Consider the setting of the polynomial regression in Example 2.

2. Use Theorem C.19 to prove that

\[ \begin{equation*} \sqrt{n}\left(\widehat{\boldsymbol{\beta}_{n}}-\boldsymbol{\beta}_{p}\right) \xrightarrow{\mathrm{d}} \mathscr{N}\left(0, \ell^{*} \mathbf{H}_{p}^{-1}+\mathbf{H}_{p}^{-1} \mathbf{M}_{p} \mathbf{H}_{p}^{-1}\right) \tag{2.53} \end{equation*} \]

 

where \(\mathbf{M}_{p}:=\mathbb{E}\left[\boldsymbol{X} \boldsymbol{X}^{\top}\left(g^{*}(\boldsymbol{X})-g^{\boldsymbol{Y}_{p}}(\boldsymbol{X})\right)^{2}\right]\) is the matrix with (i, \(j\) )-th entry:

\[ \int_{0}^{1} u^{i+j-2}\left(h^{\mathscr{H}_{p}}(u)-h^{*}(u)\right)^{2} \mathrm{~d} u \]

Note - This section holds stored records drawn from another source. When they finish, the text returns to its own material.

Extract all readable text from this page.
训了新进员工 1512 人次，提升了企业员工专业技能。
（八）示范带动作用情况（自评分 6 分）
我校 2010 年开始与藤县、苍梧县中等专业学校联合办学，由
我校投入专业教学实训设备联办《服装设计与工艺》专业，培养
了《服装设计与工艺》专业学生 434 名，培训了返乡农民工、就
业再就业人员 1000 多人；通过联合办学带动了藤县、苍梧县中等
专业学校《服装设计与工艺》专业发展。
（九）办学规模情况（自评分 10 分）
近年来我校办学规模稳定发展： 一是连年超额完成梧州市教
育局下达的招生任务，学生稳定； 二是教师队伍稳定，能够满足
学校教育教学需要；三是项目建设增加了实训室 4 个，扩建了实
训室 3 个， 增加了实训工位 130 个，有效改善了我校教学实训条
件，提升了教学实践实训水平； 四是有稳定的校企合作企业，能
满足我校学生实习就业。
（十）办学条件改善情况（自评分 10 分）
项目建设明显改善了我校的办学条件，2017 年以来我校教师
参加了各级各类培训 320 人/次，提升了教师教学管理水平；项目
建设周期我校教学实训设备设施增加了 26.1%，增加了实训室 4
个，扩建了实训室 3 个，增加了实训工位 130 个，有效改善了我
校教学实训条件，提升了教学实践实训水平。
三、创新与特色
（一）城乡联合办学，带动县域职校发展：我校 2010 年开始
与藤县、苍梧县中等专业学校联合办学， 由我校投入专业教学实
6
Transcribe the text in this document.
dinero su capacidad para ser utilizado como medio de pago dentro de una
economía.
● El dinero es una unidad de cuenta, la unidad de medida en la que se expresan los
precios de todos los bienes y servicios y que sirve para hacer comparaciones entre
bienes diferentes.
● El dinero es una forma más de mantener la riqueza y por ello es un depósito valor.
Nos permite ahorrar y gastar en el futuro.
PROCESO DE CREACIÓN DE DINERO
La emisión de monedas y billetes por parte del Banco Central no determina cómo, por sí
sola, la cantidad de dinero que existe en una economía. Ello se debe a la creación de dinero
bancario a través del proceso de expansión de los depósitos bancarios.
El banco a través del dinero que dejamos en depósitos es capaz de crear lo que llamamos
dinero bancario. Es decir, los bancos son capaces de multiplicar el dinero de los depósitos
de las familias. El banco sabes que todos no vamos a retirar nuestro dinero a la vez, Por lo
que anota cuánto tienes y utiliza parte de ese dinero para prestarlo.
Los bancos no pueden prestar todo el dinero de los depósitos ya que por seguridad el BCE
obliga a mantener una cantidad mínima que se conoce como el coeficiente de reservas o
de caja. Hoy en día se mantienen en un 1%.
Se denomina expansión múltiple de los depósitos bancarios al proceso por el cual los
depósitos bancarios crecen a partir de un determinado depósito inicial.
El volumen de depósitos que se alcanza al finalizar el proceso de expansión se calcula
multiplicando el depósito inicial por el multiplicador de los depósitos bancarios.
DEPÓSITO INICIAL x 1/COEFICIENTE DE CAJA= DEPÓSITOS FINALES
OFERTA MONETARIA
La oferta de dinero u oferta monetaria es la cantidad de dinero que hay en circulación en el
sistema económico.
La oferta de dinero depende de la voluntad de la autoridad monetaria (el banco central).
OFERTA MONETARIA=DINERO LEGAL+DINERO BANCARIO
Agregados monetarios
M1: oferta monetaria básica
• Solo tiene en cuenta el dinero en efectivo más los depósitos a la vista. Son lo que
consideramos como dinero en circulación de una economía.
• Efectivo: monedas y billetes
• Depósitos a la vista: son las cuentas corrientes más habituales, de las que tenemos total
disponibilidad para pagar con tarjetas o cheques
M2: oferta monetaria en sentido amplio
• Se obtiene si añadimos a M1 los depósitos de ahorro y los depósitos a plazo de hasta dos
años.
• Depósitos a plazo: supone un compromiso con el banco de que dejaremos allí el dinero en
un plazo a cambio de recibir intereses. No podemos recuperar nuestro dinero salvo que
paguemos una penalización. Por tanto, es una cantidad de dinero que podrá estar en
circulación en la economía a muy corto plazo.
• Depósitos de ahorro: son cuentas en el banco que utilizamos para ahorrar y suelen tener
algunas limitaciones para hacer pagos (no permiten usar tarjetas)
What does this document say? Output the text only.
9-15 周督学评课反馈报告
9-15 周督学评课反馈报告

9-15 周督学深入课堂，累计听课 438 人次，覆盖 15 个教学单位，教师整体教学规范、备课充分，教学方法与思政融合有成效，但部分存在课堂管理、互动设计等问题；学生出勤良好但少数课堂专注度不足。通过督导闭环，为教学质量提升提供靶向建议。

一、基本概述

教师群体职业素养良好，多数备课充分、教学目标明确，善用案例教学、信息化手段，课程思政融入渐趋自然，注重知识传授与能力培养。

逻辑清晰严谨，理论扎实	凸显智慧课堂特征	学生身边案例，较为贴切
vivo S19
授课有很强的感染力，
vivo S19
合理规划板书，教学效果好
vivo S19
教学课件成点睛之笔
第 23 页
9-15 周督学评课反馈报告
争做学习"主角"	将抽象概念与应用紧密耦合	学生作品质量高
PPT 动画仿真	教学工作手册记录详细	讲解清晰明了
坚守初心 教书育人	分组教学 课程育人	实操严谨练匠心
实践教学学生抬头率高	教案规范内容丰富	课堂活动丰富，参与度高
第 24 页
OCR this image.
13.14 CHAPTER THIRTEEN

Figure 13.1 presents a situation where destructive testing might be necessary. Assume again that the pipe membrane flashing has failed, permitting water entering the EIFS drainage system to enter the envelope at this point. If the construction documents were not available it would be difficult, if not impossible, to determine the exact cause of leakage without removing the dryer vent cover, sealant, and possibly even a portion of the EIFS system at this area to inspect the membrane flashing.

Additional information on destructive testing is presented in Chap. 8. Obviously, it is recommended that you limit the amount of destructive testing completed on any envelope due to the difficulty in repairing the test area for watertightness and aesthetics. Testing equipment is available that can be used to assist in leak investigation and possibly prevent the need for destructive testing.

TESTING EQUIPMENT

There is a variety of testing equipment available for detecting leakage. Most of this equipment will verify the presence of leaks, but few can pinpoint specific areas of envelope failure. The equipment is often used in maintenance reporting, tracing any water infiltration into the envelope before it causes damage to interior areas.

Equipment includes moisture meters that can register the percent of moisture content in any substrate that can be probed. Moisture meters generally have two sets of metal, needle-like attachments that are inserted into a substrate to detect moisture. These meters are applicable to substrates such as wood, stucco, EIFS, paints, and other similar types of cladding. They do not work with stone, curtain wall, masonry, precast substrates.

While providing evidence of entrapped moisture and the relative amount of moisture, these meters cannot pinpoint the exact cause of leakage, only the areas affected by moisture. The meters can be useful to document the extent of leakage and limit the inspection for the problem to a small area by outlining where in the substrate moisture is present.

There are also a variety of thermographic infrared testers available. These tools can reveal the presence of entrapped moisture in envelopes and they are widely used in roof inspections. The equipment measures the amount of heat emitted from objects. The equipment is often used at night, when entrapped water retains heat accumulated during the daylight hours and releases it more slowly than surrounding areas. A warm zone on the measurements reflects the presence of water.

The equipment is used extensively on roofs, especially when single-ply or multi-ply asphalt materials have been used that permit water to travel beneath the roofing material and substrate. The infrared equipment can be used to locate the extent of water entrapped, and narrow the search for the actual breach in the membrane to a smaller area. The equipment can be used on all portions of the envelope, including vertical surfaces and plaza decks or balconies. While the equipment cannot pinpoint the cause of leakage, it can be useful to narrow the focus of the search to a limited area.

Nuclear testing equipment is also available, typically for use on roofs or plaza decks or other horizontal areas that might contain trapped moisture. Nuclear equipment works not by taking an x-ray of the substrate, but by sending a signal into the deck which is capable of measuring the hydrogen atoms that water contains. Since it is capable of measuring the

and \(\boldsymbol{H}_{p}^{-1}\) is the \(p \times p\) inverse Hilbert matrix with \((i, j)\)-th entry:

\[ (-1)^{i+j}(i+j-1)\binom{p+i-1}{p-j}\binom{p+j-1}{p-i}\binom{i+j-2}{i-1}^{2} \]

Observe that \(\mathbf{M}_{p}=\mathbf{0}\) for \(p \geqslant 4\), so that the matrix \(\mathbf{M}_{p}\) term is due to choosing a restrictive class \(\mathscr{G}_{p}\) that does not contain the true prediction function.